Synopses & Reviews
Synopsis
Have you ever had a boss that made you wonder how they ever got promoted? Have you ever seen someone hired to lead an organization and they left it far worse than they found it? How did they become so poor with their leadership and management skills? In this hilarious and entertaining satire, we learn that terrible leaders and managers might have actually gone to school to learn how to be poor at leading employees and managing organizations. Unlike your traditional leadership and management books, this humorous story line follows Michael Purcell, a student who has been admitted to a graduate program at a prestigious university known for producing terrible leaders and managers. It is Michael's desire to actually become an awful leader and manager that destroys morale, gossips with employees, micromanages, and disciplines his employees in public. Follow Michael through eleven different classes in his graduate program where unique and notable professors teach terrible leadership and management traits to the future corporate and government bosses who aspire to wreak havoc and trample on others.
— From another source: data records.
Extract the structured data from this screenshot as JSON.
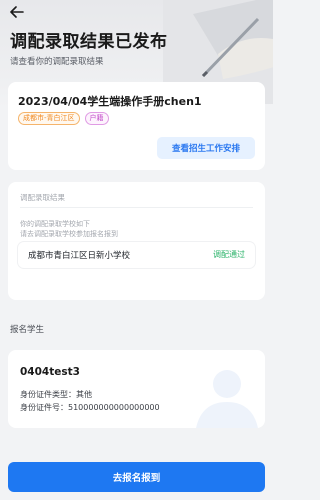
{
  "header": {
    "title": "调配录取结果已发布",
    "subtitle": "请查看你的调配录取结果"
  },
  "plan_card": {
    "title": "2023/04/04学生端操作手册chen1",
    "tags": [
      "成都市-青白江区",
      "户籍"
    ],
    "work_button_label": "查看招生工作安排"
  },
  "result_card": {
    "section_label": "调配录取结果",
    "description_line1": "你的调配录取学校如下",
    "description_line2": "请去调配录取学校参加报名报到",
    "school_name": "成都市青白江区日新小学校",
    "status": "调配通过"
  },
  "students": {
    "section_label": "报名学生",
    "name": "0404test3",
    "id_type_text": "身份证件类型：其他",
    "id_number_text": "身份证件号：510000000000000000"
  },
  "footer": {
    "primary_button_label": "去报名报到"
  },
  "colors": {
    "accent": "#1e78f2",
    "success": "#2bb36a",
    "tag_orange": "#f08a24",
    "tag_purple": "#c24cc9"
  }
}
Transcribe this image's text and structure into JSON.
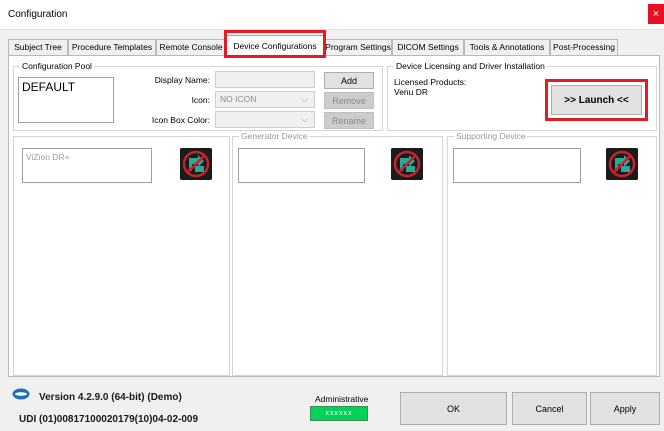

Through the telling of Michael's story, you actually learn what NOT to do if you wish to become an outstanding leader and manager.
Synopsis
Michael Purcell aspired to become a terrible leader and manager like so many we work for in government and the private sector. In this fictitious and humorous satire, Michael finally gains acceptance to a business school that specializes in producing terrible leaders and managers. Michael was accepted to the Butterbeck School of Mismanagment. Sitting on the banks of the Hudson River, the prestigious Butterbeck School of Mismanagement was like no other school and was renowned for producing the many terrible leaders and managers who can be found all through government and private corporations. Follow Michael as he moves from class to class in his Master's program where he learns from distinguished professors who teach the principles of micromanaging, gossiping with employees, being a dictator in the workplace, disciplining employees in public, plus many attributes of terrible leadership. You may even recognize one of your own bosses and wonder if they graduated from the Butterbeck School of Mismanagement.